1.5 Aan-huis-verbonden-beroep
een dienstverlenend beroep op zakelijk, maatschappelijk, juridisch, medisch, ontwerptechnisch of kunstzinnig gebied, dat in of bij een woning wordt uitgeoefend door de gebruiker van de woning, waarbij de woning in overwegende mate de woonfunctie behoudt en dat een ruimtelijke uitwerking of uitstraling heeft in of bij de woning die met de woonfunctie in overeenstemming is waarbij beperkte detailhandel via internet mede is toegestaan.
1.6 Abiotische waarde
De waarde, die een gebied ontleent aan het voorkomen van bijzondere aardkundige en hydrologische verschijnselen en/of processen.
1.7 Achtertuin
Erf achter de lijn die het hoofdgebouw doorkruist op 1 m achter de voorkant en van daaruit evenwijdig loopt met het aangrenzend openbaar toegankelijk gebied, zonder het hoofdgebouw opnieuw te doorkruisen of in het erf achter het hoofdgebouw te komen.
1.8 Archeologische waarde
De aan een gebied toegekende waarde in verband met de kennis en de studie van de in dat gebied voorkomende overblijfselen van menselijke aanwezigheid of activiteiten in het verleden.
1.9 Bebouwing
Een of meer gebouwen en/of bouwwerken geen gebouwen zijnde.
1.10 Bestaand
- Bebouwing:
de bebouwing, welke bestaat op het tijdstip van de terinzagelegging van het ontwerpplan, dan wel op dat tijdstip op basis van een afgegeven omgevingsvergunning voor het bouwen mag worden gebouwd, tenzij in de regels anders is bepaald;
- Gebruik:
gebruik van gronden en bouwwerken, zoals dat bestaat ten tijde van het van kracht worden van dit plan.
1.11 Bestemmingsgrens
De grens van een bestemmingsvlak.
1.12 Bestemmingsvlak
Een geometrisch bepaald vlak met eenzelfde bestemming.
1.13 Bijbehorend bouwwerk
Uitbreiding van een hoofdgebouw dan wel functioneel met een zich op hetzelfde perceel bevindend hoofdgebouw verbonden, daar al dan niet tegen aangebouwd en met de aarde verbonden bouwwerk met een dak
1.14 Bouwen
Het plaatsen, het geheel of gedeeltelijk oprichten, vernieuwen of veranderen en het vergroten van een bouwwerk.
1.15 Bouwgrens
De grens van een bouwvlak.
1.16 Bouwperceel
Een aaneengesloten stuk grond, waarop ingevolge de regels een zelfstandige, bij elkaar behorende bebouwing is toegelaten.
1.17 Bouwperceelgrens
De grens van een bouwperceel.
1.18 Bouwvlak
Een geometrisch bepaald vlak, waarmee de gronden zijn aangeduid, waar ingevolge de regels bepaalde gebouwen en bouwwerken geen gebouwen zijnde zijn toegelaten.
1.19 Bouwwerk
Een bouwkundige constructie van enige omvang die direct en duurzaam met de aarde is verbonden.

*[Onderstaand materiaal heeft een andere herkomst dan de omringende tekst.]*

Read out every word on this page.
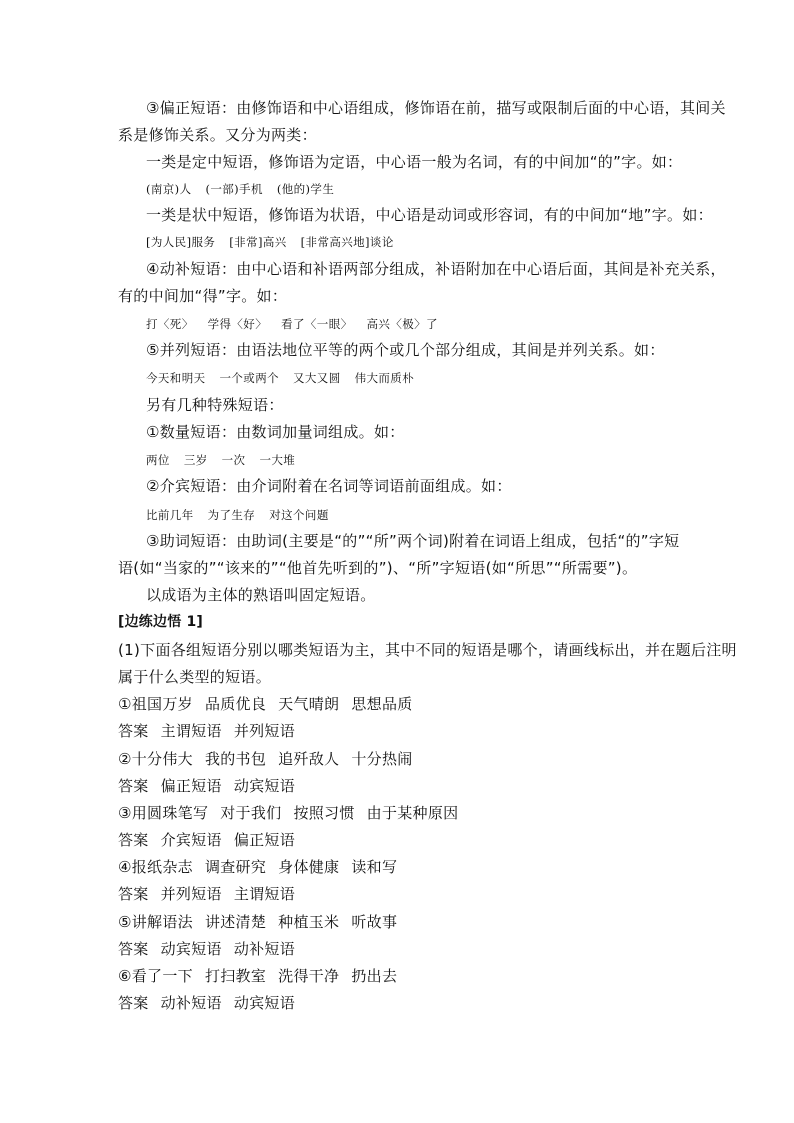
③偏正短语：由修饰语和中心语组成，修饰语在前，描写或限制后面的中心语，其间关
系是修饰关系。又分为两类：
一类是定中短语，修饰语为定语，中心语一般为名词，有的中间加“的”字。如：
(南京)人 (一部)手机 (他的)学生
一类是状中短语，修饰语为状语，中心语是动词或形容词，有的中间加“地”字。如：
[为人民]服务 [非常]高兴 [非常高兴地]谈论
④动补短语：由中心语和补语两部分组成，补语附加在中心语后面，其间是补充关系，
有的中间加“得”字。如：
打〈死〉 学得〈好〉 看了〈一眼〉 高兴〈极〉了
⑤并列短语：由语法地位平等的两个或几个部分组成，其间是并列关系。如：
今天和明天 一个或两个 又大又圆 伟大而质朴
另有几种特殊短语：
①数量短语：由数词加量词组成。如：
两位 三岁 一次 一大堆
②介宾短语：由介词附着在名词等词语前面组成。如：
比前几年 为了生存 对这个问题
③助词短语：由助词(主要是“的”“所”两个词)附着在词语上组成，包括“的”字短
语(如“当家的”“该来的”“他首先听到的”)、“所”字短语(如“所思”“所需要”)。
以成语为主体的熟语叫固定短语。
[边练边悟 1]
(1)下面各组短语分别以哪类短语为主，其中不同的短语是哪个，请画线标出，并在题后注明
属于什么类型的短语。
①祖国万岁 品质优良 天气晴朗 思想品质
答案 主谓短语 并列短语
②十分伟大 我的书包 追歼敌人 十分热闹
答案 偏正短语 动宾短语
③用圆珠笔写 对于我们 按照习惯 由于某种原因
答案 介宾短语 偏正短语
④报纸杂志 调查研究 身体健康 读和写
答案 并列短语 主谓短语
⑤讲解语法 讲述清楚 种植玉米 听故事
答案 动宾短语 动补短语
⑥看了一下 打扫教室 洗得干净 扔出去
答案 动补短语 动宾短语
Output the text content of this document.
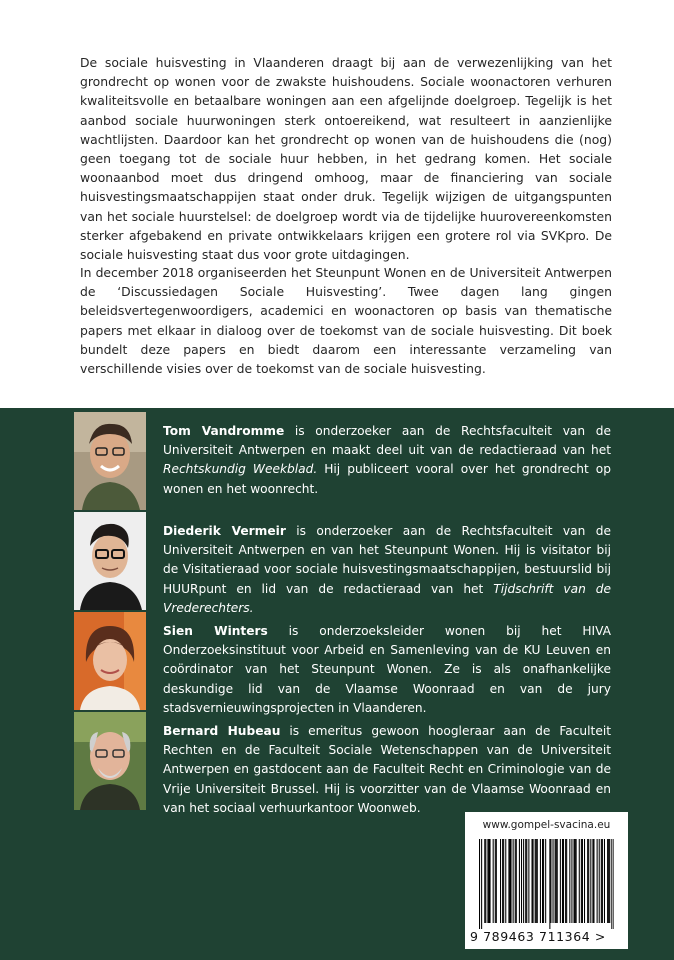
De sociale huisvesting in Vlaanderen draagt bij aan de verwezenlijking van het grondrecht op wonen voor de zwakste huishoudens. Sociale woonactoren verhuren kwaliteitsvolle en betaalbare woningen aan een afgelijnde doelgroep. Tegelijk is het aanbod sociale huurwoningen sterk ontoereikend, wat resulteert in aanzienlijke wachtlijsten. Daardoor kan het grondrecht op wonen van de huishoudens die (nog) geen toegang tot de sociale huur hebben, in het gedrang komen. Het sociale woonaanbod moet dus dringend omhoog, maar de financiering van sociale huisvestingsmaatschappijen staat onder druk. Tegelijk wijzigen de uitgangspunten van het sociale huurstelsel: de doelgroep wordt via de tijdelijke huurovereenkomsten sterker afgebakend en private ontwikkelaars krijgen een grotere rol via SVKpro. De sociale huisvesting staat dus voor grote uitdagingen.

In december 2018 organiseerden het Steunpunt Wonen en de Universiteit Antwerpen de ‘Discussiedagen Sociale Huisvesting’. Twee dagen lang gingen beleidsvertegenwoordigers, academici en woonactoren op basis van thematische papers met elkaar in dialoog over de toekomst van de sociale huisvesting. Dit boek bundelt deze papers en biedt daarom een interessante verzameling van verschillende visies over de toekomst van de sociale huisvesting.

Tom Vandromme is onderzoeker aan de Rechtsfaculteit van de Universiteit Antwerpen en maakt deel uit van de redactieraad van het Rechtskundig Weekblad. Hij publiceert vooral over het grondrecht op wonen en het woonrecht.

Diederik Vermeir is onderzoeker aan de Rechtsfaculteit van de Universiteit Antwerpen en van het Steunpunt Wonen. Hij is visitator bij de Visitatieraad voor sociale huisvestingsmaatschappijen, bestuurslid bij HUURpunt en lid van de redactieraad van het Tijdschrift van de Vrederechters.

Sien Winters is onderzoeksleider wonen bij het HIVA Onderzoeksinstituut voor Arbeid en Samenleving van de KU Leuven en coördinator van het Steunpunt Wonen. Ze is als onafhankelijke deskundige lid van de Vlaamse Woonraad en van de jury stadsvernieuwingsprojecten in Vlaanderen.

Bernard Hubeau is emeritus gewoon hoogleraar aan de Faculteit Rechten en de Faculteit Sociale Wetenschappen van de Universiteit Antwerpen en gastdocent aan de Faculteit Recht en Criminologie van de Vrije Universiteit Brussel. Hij is voorzitter van de Vlaamse Woonraad en van het sociaal verhuurkantoor Woonweb.

www.gompel-svacina.eu
9 789463 711364 >
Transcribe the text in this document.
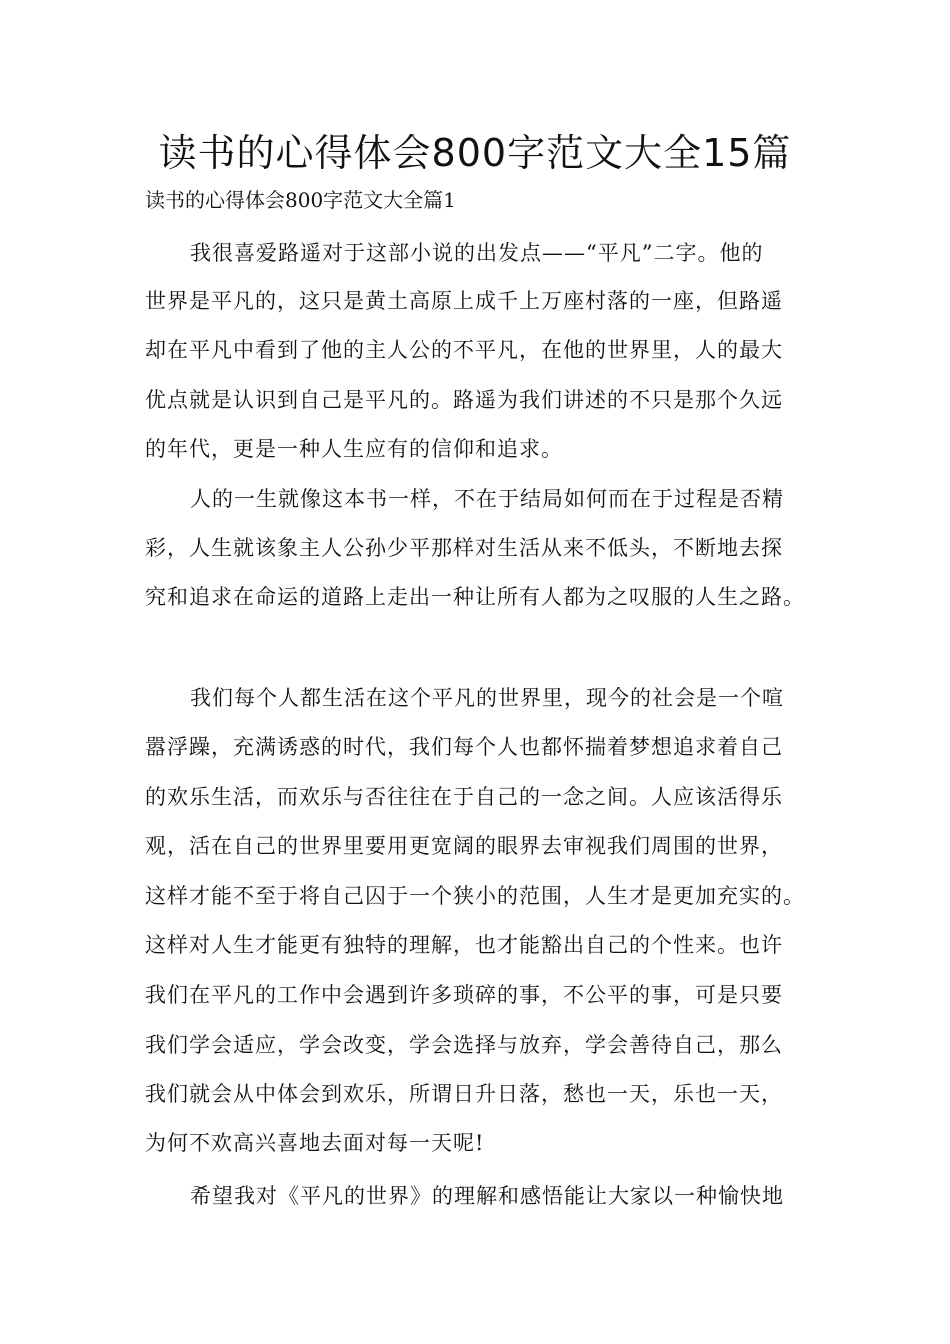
读书的心得体会800字范文大全15篇

读书的心得体会800字范文大全篇1

我很喜爱路遥对于这部小说的出发点——“平凡”二字。他的

世界是平凡的，这只是黄土高原上成千上万座村落的一座，但路遥

却在平凡中看到了他的主人公的不平凡，在他的世界里，人的最大

优点就是认识到自己是平凡的。路遥为我们讲述的不只是那个久远

的年代，更是一种人生应有的信仰和追求。

人的一生就像这本书一样，不在于结局如何而在于过程是否精

彩，人生就该象主人公孙少平那样对生活从来不低头，不断地去探

究和追求在命运的道路上走出一种让所有人都为之叹服的人生之路。

我们每个人都生活在这个平凡的世界里，现今的社会是一个喧

嚣浮躁，充满诱惑的时代，我们每个人也都怀揣着梦想追求着自己

的欢乐生活，而欢乐与否往往在于自己的一念之间。人应该活得乐

观，活在自己的世界里要用更宽阔的眼界去审视我们周围的世界，

这样才能不至于将自己囚于一个狭小的范围，人生才是更加充实的。

这样对人生才能更有独特的理解，也才能豁出自己的个性来。也许

我们在平凡的工作中会遇到许多琐碎的事，不公平的事，可是只要

我们学会适应，学会改变，学会选择与放弃，学会善待自己，那么

我们就会从中体会到欢乐，所谓日升日落，愁也一天，乐也一天，

为何不欢高兴喜地去面对每一天呢!

希望我对《平凡的世界》的理解和感悟能让大家以一种愉快地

1.20 Cultuurhistorische waarden
De aan een bouwwerk of een gebied toegekende waarde, gekenmerkt door het beeld dat is ontstaan door het gebruik dat de mens in de loop van de geschiedenis heeft gemaakt van dat bouwwerk of dat gebied.
1.21 Dakkapel
Uitspringend dakraam dat op het dakvlak van een gebouw wordt aangebracht.
1.22 Detailhandel
Het bedrijfsmatig te koop of te huur of in lease aanbieden, waaronder begrepen de uitstalling ter verkoop, ter verhuur, ter leasing, het verkopen, het verhuren en/of leveren van goederen aan personen die deze goederen kopen respectievelijk huren voor gebruik, verbruik of aanwending anders dan in de uitoefening van een beroeps- of bedrijfsactiviteit.
1.23 Gebouw
Elk bouwwerk, dat een voor mensen toegankelijke, overdekte, geheel of gedeeltelijk met wanden omsloten ruimte vormt.
1.24 Hoekwoning
Een hoekwoning is een eengezinswoning die grenst aan een aanliggende woning. De hoekwoning ligt op het begin of einde van de reeks woningen en heeft (extra) bij de woning behorende grond aan de zijkant van de woning.
1.25 Hoofdgebouw
Een of meer panden, of een gedeelte daarvan, dat noodzakelijk is voor de verwezenlijking van de geldende of toekomstige bestemming van een perceel en, indien meer panden of bouwwerken op het perceel aanwezig zijn, gelet op die bestemming het belangrijkst is.
1.26 Huishouden
De bewoning van een woning door:
- a. één persoon;
- b. twee of meerdere personen in de vorm van een samenlevingsverband, die een duurzame (gemeenschappelijke) huishouding voeren of willen voeren, waar bij een gemeenschappelijke huishouding sprake is van onderlinge verbondenheid en continuïteit in de samenstelling ervan, waaronder geen kamerbewoning begrepen.
1.27 Kamerbewoning
Een woning die, al dan niet mede door de rechthebbende, duurzaam en (nagenoeg) zelfstandig kamergewijs door maximaal 2 personen wordt bewoond en welk niet valt aan te merken als het verstrekken van logies.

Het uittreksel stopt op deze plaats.